Essentially, this age group’s referred to as ‘iGen’ for a reason; their ability to adapt to and quickly understand advancing tech is something that employers should certainly see some value in.
“Gen-Z believes they have a deep understanding of how technology can transform the way people work and live. They’re willing to learn new professional skills and are confident they have the tech skills employers are looking for. Yet, many in Gen-Z worry about having the right soft skills and experience for the workforce,” says Cathy Hackl in ‘Gen-Z And The Future Of Work And Play’ for Forbes.
In a world of working-from-home is the new norm, that’s where employers should spend time supporting these new starters.
Focus on soft skills to get the best out of starters
We’ve talked before about how Gen Z workers may be missing out on some of the visual cues we take for granted that help us understand what’s normal working behaviour.
But this goes way beyond when to take a break or how to dress for a (virtual) meeting.
And it’s not an issue of self-awareness either.
Because a Tallo survey of 2,400 Gen Z students revealed that 92% could confidently identify which soft skills they have and, crucially, what they needed to be successful. Nearly three-quarters identified critical thinking, analysis, problem-solving, leadership, and communication as being the keys to success in the workplace – something that’s super important to this ambitious generation.
“Gen Z professionals will be more engaged in learning if new skills are directly related to career growth,” argues Pampaloni. That’s because, according to LinkedIn Learning, around 76% of Gen Z employees connect learning to career progress—more than other generations.
“While they grasp technical skills quickly and can learn independently through online resources, lack of offline interactions makes them more vulnerable and inexperienced when it comes to soft skills. Offering interactive programs that develop both technical and interpersonal skills will increase learning outcomes and accelerate upskilling,” says Pampaloni.

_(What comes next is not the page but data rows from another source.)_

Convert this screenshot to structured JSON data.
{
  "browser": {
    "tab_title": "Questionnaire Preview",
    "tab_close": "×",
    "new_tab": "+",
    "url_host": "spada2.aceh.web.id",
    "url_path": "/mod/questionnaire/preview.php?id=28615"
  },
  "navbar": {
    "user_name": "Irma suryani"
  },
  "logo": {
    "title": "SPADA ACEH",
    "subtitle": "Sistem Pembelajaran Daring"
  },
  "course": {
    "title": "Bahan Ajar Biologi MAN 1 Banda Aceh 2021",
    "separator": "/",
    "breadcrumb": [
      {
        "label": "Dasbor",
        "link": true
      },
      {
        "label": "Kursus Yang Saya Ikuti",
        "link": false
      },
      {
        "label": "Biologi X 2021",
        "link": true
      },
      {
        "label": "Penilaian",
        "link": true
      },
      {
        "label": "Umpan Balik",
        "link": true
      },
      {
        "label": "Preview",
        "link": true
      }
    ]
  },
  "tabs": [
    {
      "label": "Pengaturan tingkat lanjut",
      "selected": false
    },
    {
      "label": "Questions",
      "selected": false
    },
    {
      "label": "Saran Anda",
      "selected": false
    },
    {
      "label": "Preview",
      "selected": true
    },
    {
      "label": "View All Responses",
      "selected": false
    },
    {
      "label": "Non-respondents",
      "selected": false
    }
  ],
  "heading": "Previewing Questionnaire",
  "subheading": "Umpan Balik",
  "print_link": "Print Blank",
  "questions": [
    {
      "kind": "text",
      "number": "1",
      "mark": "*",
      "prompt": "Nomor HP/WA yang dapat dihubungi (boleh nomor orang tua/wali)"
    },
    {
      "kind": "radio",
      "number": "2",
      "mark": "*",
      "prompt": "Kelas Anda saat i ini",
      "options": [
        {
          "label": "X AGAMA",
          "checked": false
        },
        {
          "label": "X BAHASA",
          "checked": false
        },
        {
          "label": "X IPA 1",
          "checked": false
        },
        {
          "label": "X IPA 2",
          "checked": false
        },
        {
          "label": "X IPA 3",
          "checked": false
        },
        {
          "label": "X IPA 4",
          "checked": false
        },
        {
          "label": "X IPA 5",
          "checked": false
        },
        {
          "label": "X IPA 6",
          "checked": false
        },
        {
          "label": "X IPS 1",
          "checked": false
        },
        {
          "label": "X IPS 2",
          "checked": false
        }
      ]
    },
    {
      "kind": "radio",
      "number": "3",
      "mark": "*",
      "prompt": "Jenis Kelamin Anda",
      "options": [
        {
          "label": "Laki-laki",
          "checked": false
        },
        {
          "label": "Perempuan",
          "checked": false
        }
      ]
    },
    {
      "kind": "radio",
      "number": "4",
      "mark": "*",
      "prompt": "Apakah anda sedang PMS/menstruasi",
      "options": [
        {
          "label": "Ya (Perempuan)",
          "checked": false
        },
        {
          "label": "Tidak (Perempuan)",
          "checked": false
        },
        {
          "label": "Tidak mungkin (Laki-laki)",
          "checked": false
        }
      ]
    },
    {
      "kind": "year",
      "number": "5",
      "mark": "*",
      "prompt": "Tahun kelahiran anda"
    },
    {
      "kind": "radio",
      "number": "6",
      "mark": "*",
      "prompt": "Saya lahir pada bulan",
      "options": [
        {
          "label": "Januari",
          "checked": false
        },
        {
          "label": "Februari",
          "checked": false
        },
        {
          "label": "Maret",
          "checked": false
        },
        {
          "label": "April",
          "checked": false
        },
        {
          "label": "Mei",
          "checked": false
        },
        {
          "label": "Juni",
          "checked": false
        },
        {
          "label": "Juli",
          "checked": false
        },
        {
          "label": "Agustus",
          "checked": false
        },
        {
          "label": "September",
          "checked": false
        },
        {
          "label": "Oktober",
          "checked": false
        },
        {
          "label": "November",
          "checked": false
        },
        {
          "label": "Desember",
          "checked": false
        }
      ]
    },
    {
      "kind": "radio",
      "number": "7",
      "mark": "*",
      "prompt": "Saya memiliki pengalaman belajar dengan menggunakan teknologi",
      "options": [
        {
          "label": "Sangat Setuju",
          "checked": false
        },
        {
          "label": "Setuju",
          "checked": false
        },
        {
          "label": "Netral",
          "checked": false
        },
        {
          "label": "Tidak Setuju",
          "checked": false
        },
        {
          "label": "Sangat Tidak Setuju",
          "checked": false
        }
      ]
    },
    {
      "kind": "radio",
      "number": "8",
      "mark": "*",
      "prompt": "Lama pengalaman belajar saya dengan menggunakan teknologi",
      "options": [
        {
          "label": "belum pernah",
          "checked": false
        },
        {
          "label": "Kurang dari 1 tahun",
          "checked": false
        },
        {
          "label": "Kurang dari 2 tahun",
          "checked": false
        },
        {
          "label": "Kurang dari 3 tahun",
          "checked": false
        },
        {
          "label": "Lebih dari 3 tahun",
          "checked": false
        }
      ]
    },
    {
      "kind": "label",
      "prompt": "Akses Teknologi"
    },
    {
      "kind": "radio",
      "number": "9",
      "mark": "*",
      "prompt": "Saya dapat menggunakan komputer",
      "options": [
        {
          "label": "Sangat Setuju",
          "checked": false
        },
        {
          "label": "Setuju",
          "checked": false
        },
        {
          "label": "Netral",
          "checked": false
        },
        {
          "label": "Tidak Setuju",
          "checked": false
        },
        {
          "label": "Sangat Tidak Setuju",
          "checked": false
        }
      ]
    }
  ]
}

But this isn’t just about chasing a higher salary; Gen Zers are looking to challenge themselves and are not afraid to wear “several hats” in an organisation. According to research discussed in a podcast with David and Jonah Stillman, 75% of Generation Z would be interested in a situation in which they could have multiple roles within one job.
This is supported by a survey from Psychology Today which revealed that 97% of respondents prefer to have job opportunities outside of what they were originally hired for.
“Job rotation programs can help keep this generation engaged while teaching them new skills,” says Grant Hilary Brenner MD, DFAPA for Psychology Today.
So, it only makes sense that employers could actually benefit from allowing Gen Z to step out of their comfort zones – right?
Basically, Gen Z has already got the appetite to learn. They just need some support from employers in order to reach their full potential.
So take the time to invest in them with training tailored to their interests and prepare to reap the rewards. Because over half (61%) of Gen Zers say they can see themselves staying loyal to one place of employment for ten years or longer. An ROI that quite clearly blows the cost of onboarding and training out of the water.
It’s high time employers stop seeing training as an unsustainable expense. When it comes to a group with such an appetite to learn, it’s a long-term investment.